Let $A$ and $B$ be two matrices which can be multiplied. Then $$\operatorname{rank}(AB) \leq \operatorname{min}(\operatorname{rank}(A), \operatorname{rank}(B)).$$

I proved $\operatorname{rank}(AB) \leq \operatorname{rank}(B)$ by interpreting $AB$ as a composition of linear maps, observing that $\operatorname{ker}(B) \subseteq \operatorname{ker}(AB)$ and using the kernel-image dimension formula. This also provides, in my opinion, a nice interpretation: if non-stable, under subsequent compositions the kernel can only get bigger, and the image can only get smaller, in a sort of loss of information.

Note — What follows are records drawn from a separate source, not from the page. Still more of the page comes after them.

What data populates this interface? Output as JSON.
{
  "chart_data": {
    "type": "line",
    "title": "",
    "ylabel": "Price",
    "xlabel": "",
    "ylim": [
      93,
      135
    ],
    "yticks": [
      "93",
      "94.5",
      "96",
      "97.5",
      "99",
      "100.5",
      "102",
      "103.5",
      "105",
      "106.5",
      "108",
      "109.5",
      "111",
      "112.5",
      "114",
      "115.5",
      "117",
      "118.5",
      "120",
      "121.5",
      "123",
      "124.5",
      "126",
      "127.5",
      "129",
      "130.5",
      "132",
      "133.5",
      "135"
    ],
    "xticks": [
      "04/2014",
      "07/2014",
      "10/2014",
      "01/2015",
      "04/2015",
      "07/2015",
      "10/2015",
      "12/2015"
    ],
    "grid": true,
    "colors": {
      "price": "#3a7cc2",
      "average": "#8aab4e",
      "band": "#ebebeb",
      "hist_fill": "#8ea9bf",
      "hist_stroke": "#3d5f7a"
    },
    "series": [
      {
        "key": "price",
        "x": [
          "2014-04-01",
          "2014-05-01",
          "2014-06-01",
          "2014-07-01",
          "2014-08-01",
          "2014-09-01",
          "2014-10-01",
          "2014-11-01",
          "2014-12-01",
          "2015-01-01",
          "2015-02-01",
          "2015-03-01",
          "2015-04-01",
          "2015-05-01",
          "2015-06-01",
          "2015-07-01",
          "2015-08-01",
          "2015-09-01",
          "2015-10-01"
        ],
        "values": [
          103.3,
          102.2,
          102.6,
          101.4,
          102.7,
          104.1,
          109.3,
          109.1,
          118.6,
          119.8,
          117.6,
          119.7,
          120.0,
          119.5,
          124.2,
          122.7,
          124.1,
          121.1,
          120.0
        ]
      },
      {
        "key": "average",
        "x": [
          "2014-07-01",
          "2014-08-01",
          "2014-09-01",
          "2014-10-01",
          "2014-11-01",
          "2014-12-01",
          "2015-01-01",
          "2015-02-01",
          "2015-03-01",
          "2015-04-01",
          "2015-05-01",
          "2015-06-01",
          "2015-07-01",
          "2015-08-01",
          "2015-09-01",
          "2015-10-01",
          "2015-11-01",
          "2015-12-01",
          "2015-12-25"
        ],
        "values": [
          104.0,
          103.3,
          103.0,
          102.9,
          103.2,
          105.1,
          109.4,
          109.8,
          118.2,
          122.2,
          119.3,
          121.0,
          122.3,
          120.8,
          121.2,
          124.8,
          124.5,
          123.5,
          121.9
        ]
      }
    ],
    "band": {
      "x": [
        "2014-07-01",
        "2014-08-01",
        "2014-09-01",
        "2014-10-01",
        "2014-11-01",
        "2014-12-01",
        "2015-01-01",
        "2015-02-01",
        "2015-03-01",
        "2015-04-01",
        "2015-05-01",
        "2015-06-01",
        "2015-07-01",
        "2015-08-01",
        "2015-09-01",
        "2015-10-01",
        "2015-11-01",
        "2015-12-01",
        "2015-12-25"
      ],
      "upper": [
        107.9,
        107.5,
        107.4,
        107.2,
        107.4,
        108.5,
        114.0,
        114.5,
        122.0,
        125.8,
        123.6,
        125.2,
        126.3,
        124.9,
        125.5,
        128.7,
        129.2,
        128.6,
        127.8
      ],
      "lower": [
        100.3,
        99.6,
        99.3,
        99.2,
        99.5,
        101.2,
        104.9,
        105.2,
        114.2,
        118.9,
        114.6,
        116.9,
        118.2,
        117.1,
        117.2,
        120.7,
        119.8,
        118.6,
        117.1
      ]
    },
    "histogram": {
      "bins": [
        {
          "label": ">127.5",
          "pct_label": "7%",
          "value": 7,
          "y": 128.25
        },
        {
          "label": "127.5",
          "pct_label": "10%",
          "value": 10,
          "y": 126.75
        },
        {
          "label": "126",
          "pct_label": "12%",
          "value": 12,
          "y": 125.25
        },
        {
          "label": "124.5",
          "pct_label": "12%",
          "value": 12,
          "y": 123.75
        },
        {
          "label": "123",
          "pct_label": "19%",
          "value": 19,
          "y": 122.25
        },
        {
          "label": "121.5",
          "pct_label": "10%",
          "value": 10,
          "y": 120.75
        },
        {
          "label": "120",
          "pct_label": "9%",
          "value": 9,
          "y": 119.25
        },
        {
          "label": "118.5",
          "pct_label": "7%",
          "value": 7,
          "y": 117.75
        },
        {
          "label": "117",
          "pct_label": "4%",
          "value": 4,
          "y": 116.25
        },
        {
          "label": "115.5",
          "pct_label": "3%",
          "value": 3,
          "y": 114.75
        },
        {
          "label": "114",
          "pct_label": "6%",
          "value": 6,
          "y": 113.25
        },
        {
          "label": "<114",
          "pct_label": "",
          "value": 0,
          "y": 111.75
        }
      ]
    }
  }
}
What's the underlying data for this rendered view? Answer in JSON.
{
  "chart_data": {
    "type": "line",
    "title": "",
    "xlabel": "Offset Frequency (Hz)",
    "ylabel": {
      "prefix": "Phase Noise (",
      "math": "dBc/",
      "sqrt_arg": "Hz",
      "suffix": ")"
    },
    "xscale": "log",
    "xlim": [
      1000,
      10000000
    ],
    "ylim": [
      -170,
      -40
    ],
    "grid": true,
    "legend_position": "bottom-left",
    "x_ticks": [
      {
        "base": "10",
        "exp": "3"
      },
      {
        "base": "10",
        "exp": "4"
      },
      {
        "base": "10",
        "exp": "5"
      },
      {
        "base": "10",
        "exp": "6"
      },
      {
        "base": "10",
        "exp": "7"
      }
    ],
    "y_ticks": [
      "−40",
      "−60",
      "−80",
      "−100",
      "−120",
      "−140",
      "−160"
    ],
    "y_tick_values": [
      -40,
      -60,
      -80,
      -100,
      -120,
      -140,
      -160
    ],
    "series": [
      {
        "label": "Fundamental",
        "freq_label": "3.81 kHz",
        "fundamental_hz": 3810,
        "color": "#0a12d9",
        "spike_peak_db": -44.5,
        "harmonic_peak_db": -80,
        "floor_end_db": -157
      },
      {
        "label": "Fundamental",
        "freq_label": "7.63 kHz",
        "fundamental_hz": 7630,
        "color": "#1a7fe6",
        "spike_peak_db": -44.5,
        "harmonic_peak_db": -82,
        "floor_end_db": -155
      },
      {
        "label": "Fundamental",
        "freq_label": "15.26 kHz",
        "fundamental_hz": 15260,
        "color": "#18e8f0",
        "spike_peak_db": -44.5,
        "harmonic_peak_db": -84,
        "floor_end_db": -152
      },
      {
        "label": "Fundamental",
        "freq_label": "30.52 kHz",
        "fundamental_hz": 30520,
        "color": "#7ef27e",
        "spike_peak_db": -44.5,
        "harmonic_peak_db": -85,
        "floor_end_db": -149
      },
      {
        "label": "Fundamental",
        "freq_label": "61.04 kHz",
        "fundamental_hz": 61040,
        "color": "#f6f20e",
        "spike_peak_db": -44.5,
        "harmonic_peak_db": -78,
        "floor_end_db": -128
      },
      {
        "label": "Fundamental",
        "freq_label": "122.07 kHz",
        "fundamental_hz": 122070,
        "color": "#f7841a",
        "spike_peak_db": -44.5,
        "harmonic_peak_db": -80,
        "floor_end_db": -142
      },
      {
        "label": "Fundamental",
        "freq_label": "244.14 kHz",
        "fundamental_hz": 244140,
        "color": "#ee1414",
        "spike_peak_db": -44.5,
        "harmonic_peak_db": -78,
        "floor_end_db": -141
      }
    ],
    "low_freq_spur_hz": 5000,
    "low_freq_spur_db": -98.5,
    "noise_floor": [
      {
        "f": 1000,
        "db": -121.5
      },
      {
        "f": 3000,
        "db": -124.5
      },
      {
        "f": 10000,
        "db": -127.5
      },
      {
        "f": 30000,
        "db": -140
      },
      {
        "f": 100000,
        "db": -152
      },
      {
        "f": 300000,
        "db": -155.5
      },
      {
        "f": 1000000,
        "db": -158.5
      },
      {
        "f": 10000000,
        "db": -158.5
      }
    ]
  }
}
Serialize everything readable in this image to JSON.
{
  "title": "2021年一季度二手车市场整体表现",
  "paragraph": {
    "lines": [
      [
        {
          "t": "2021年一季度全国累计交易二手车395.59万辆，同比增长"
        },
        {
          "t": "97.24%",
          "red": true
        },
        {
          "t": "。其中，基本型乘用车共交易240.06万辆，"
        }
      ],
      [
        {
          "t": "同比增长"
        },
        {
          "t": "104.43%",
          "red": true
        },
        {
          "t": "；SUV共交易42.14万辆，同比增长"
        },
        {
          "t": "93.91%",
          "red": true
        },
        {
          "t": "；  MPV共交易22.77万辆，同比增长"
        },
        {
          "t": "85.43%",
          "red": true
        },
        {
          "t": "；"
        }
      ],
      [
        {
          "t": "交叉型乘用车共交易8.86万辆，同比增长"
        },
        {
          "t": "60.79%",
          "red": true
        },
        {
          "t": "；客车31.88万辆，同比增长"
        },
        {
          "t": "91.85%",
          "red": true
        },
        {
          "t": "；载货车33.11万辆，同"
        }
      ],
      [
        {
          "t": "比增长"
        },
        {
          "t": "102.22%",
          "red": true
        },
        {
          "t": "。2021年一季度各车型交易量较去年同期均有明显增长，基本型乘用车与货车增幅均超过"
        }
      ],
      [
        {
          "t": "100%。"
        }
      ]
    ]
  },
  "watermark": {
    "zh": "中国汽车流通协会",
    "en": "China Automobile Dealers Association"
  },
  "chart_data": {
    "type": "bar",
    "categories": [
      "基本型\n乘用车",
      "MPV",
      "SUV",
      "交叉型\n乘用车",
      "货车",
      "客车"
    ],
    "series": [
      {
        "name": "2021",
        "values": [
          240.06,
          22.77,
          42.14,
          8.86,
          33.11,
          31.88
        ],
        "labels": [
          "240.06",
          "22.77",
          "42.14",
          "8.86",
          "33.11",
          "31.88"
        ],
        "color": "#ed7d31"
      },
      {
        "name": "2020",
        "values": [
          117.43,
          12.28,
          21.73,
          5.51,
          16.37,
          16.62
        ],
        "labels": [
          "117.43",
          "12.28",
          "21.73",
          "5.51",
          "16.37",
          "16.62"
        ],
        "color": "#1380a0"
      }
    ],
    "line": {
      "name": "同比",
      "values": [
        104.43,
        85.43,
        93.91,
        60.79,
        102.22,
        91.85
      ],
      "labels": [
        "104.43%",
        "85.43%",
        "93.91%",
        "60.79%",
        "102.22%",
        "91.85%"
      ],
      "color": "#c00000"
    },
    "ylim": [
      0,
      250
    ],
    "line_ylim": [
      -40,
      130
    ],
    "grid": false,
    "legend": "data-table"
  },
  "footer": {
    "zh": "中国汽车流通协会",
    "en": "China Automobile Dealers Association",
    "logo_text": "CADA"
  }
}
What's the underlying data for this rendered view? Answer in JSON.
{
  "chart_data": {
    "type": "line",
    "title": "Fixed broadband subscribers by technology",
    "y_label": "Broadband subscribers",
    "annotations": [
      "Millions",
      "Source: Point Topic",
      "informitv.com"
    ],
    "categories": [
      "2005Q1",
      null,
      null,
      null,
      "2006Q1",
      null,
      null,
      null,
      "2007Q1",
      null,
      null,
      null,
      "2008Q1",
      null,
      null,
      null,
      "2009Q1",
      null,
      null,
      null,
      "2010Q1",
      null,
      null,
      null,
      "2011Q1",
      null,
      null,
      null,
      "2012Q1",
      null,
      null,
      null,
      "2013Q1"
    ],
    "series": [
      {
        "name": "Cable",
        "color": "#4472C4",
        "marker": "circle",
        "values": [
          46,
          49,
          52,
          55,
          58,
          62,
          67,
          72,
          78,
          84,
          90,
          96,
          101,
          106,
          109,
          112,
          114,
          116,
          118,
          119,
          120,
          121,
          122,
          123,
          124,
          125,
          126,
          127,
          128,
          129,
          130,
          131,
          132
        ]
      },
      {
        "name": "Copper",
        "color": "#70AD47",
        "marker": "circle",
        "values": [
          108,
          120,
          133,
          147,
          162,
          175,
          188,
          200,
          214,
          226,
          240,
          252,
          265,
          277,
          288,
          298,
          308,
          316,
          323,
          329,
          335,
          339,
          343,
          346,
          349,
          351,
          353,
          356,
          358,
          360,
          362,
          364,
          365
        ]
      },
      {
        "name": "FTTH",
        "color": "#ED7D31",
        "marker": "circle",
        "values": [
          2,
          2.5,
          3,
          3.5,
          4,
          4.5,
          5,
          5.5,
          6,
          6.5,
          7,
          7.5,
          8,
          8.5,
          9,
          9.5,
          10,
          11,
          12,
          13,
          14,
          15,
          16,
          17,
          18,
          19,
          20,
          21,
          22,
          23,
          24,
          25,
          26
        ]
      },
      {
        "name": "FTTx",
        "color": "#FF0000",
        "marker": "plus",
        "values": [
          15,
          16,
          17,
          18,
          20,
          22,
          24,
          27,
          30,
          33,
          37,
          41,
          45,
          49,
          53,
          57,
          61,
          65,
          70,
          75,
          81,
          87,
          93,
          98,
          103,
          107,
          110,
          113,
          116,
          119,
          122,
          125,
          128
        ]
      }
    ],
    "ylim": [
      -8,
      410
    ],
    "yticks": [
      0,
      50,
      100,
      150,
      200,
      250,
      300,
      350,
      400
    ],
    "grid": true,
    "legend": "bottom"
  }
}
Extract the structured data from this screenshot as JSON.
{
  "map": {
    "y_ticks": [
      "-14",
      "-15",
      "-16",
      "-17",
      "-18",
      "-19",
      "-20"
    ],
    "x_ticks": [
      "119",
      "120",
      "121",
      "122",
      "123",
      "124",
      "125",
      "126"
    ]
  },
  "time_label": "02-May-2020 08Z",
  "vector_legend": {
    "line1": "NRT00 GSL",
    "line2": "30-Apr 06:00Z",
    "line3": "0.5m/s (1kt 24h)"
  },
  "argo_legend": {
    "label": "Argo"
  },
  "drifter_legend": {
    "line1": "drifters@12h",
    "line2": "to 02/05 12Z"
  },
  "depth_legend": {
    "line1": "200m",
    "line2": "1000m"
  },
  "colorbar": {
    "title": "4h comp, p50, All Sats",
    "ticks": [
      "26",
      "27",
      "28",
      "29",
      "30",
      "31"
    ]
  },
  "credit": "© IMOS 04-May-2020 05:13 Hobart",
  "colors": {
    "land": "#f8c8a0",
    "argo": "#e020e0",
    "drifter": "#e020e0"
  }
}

How do you manage $\operatorname{rank}(AB) \leq \operatorname{rank}(A)$? Is there a nice interpretation like the previous one?

Answer 1

Yes. If you think of A and B as linear maps, then the domain of A is certainly at least as big as the image of B. Thus when we apply A to either of these things, we should get "more stuff" in the former case, as the former is bigger than the latter.

Answer 2

Prove first that if $f:X\to Y$ and $g:Y\to Z$ are functions between finite sets, then $|g(f(X))| \leq \min \{ |f(X)|, |g(Y)| \}.$

Then use the same idea.

Answer 3

Once you have proved $\operatorname{rank}(AB) \le \operatorname{rank}(A)$, you can obtain the other inequality by using transposition and the fact that it doesn't change the rank (see e.g. this question).

Specifically, letting $C=A^T$ and $D=B^T$, we have that $\operatorname{rank}(DC) \le \operatorname{rank}(D) \implies \operatorname{rank}(C^TD^T)\le \operatorname{rank} (D^T)$, which is $\operatorname{rank}(AB) \le \operatorname{rank}(B)$.

Answer 4

Each column of $AB$ is a linear combination of columns of $A$ so $\text{Range}(AB)\subseteq \text{Range} (A)$ equivalently $rank(AB)\leq rank(A).$

Similarly, Each row of $AB$ is a linear combination of rows of $B$ so $rowspace(AB)\subseteq rowspace(B)$.

Since rowspace=columnspace. Thus $rank(AB)\leq rank(B)$.

From both of the inequality we deduce that $rank(AB)\leq \min\{rank A, rank B\}$.